U.K. bans unclear lab-grown diamond ads, requires synthetic labels
The ASA told Novita Diamonds and Linjer Ltd. to stop vague lab-grown ads, and to label diamonds as synthetic, laboratory-grown or laboratory-created.

Vague diamond language just got costlier in the U.K. On May 13, 2026, the Advertising Standards Authority upheld complaints against Novita Diamonds and Linjer Ltd. and said their ads must not appear again in the same form unless the stones are clearly described as synthetic, laboratory-grown or laboratory-created.
The rulings matter because they narrow a gray area that has long let lab-grown sellers lean on the prestige of the word “diamond” without immediately disclosing origin. Novita, a U.K.-based seller, used phrases including “Ready-to-Ship Engagement Rings 1-10 days,” “Premium Diamonds” and “Shop our ready-to-ship collection today - Novita Diamonds.” Linjer Ltd., based in Hong Kong, ran Google ads that said “Discover our brilliant diamonds.” The ASA found those claims misleading because they did not make clear up front that the stones were synthetic or laboratory-grown.

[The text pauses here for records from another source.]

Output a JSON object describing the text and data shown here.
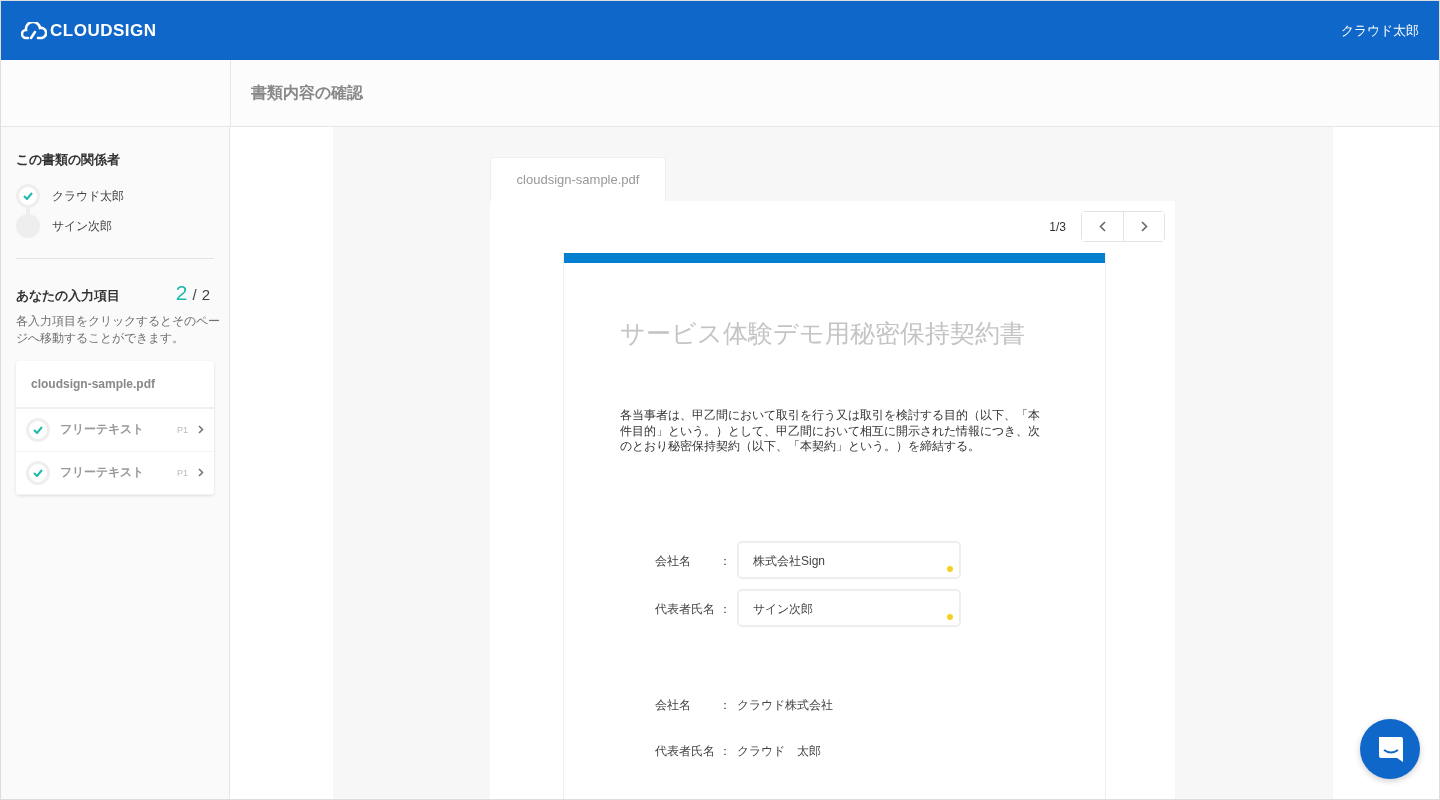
{
  "header": {
    "logo": "CLOUDSIGN",
    "user": "クラウド太郎"
  },
  "page_title": "書類内容の確認",
  "sidebar": {
    "parties_title": "この書類の関係者",
    "parties": [
      {
        "name": "クラウド太郎",
        "done": true
      },
      {
        "name": "サイン次郎",
        "done": false
      }
    ],
    "inputs_title": "あなたの入力項目",
    "progress": {
      "done": "2",
      "slash": "/",
      "total": "2"
    },
    "hint": "各入力項目をクリックするとそのページへ移動することができます。",
    "file_name": "cloudsign-sample.pdf",
    "fields": [
      {
        "label": "フリーテキスト",
        "page": "P1",
        "checked": true
      },
      {
        "label": "フリーテキスト",
        "page": "P1",
        "checked": true
      }
    ]
  },
  "document": {
    "tab": "cloudsign-sample.pdf",
    "pager": "1/3",
    "title": "サービス体験デモ用秘密保持契約書",
    "body": "各当事者は、甲乙間において取引を行う又は取引を検討する目的（以下、「本件目的」という。）として、甲乙間において相互に開示された情報につき、次のとおり秘密保持契約（以下、「本契約」という。）を締結する。",
    "rows": [
      {
        "kind": "input",
        "label": "会社名",
        "colon": "：",
        "value": "株式会社Sign"
      },
      {
        "kind": "input",
        "label": "代表者氏名",
        "colon": "：",
        "value": "サイン次郎"
      },
      {
        "kind": "text",
        "label": "会社名",
        "colon": "：",
        "value": "クラウド株式会社"
      },
      {
        "kind": "text",
        "label": "代表者氏名",
        "colon": "：",
        "value": "クラウド　太郎"
      }
    ]
  }
}
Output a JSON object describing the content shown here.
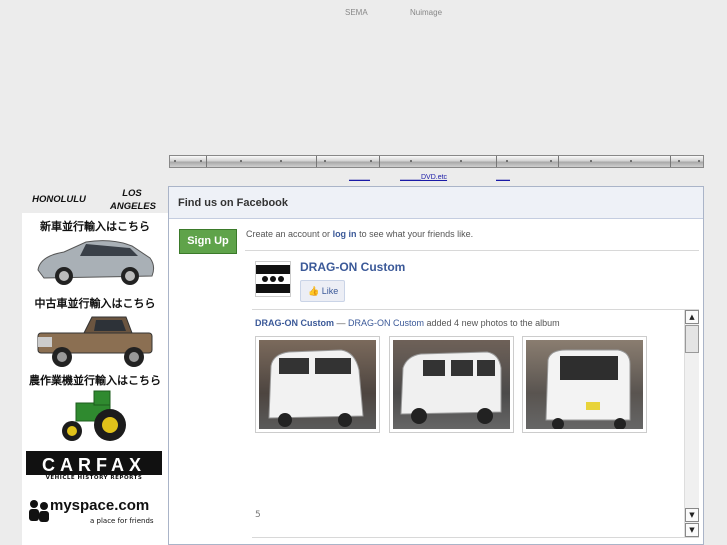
{
  "top_links": {
    "sema": "SEMA",
    "nuimage": "Nuimage"
  },
  "sub_links": {
    "link1": "＿＿＿",
    "link2": "＿＿＿DVD.etc",
    "link3": "＿＿"
  },
  "left": {
    "city_honolulu": "HONOLULU",
    "city_la": "LOS ANGELES",
    "new_car": "新車並行輸入はこちら",
    "used_car": "中古車並行輸入はこちら",
    "farm": "農作業機並行輸入はこちら",
    "carfax": "CARFAX",
    "carfax_sub": "VEHICLE HISTORY REPORTS",
    "myspace": "myspace.com",
    "myspace_tag": "a place for friends"
  },
  "facebook": {
    "header": "Find us on Facebook",
    "signup": "Sign Up",
    "create_text_pre": "Create an account or ",
    "login": "log in",
    "create_text_post": " to see what your friends like.",
    "page_name": "DRAG-ON  Custom",
    "like": "Like",
    "post_author": "DRAG-ON  Custom",
    "post_sep": " — ",
    "post_link": "DRAG-ON Custom",
    "post_text": " added 4 new photos to the album",
    "count": "5"
  },
  "colors": {
    "fb_blue": "#3b5998",
    "signup_green": "#5fa34a"
  }
}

That distinction is more than legal hair-splitting. The regulator said whether a diamond is natural or synthetic is material information for many consumers, which places origin alongside the details shoppers already scrutinize, such as carat weight, cut, color and clarity. In practice, the word “diamond” can no longer stand alone in U.K. advertising for lab-grown stones if the seller wants to stay on safe ground. The qualifier has to be clear and prominent, not tucked into fine print or left to a product page footnote.
For shoppers, the clearest takeaway is to read the first line, not the last. Product titles, banner ads and in-store scripts should name the material plainly: synthetic diamond, laboratory-grown diamond or laboratory-created diamond. If a listing says only “diamond,” or uses softer phrasing like “real diamonds” without a qualifier, that language now looks especially risky in the U.K. market. The National Association of Jewellers has already said its Diamond Terminology Guideline, recognized by Trading Standards in the U.K., authorizes those same three descriptors for synthetic diamonds.
The decision also fits a pattern. The ASA published guidance in October 2025 saying lab-grown diamond ads should use clear, prominent qualifiers from the outset, and it had already ruled against Skydiamond in April 2024 over claims including “diamonds,” “real diamonds” and “diamonds made entirely from the sky.” The message is becoming unmistakable: in a market built on precision, the label must tell the truth before the sparkle does.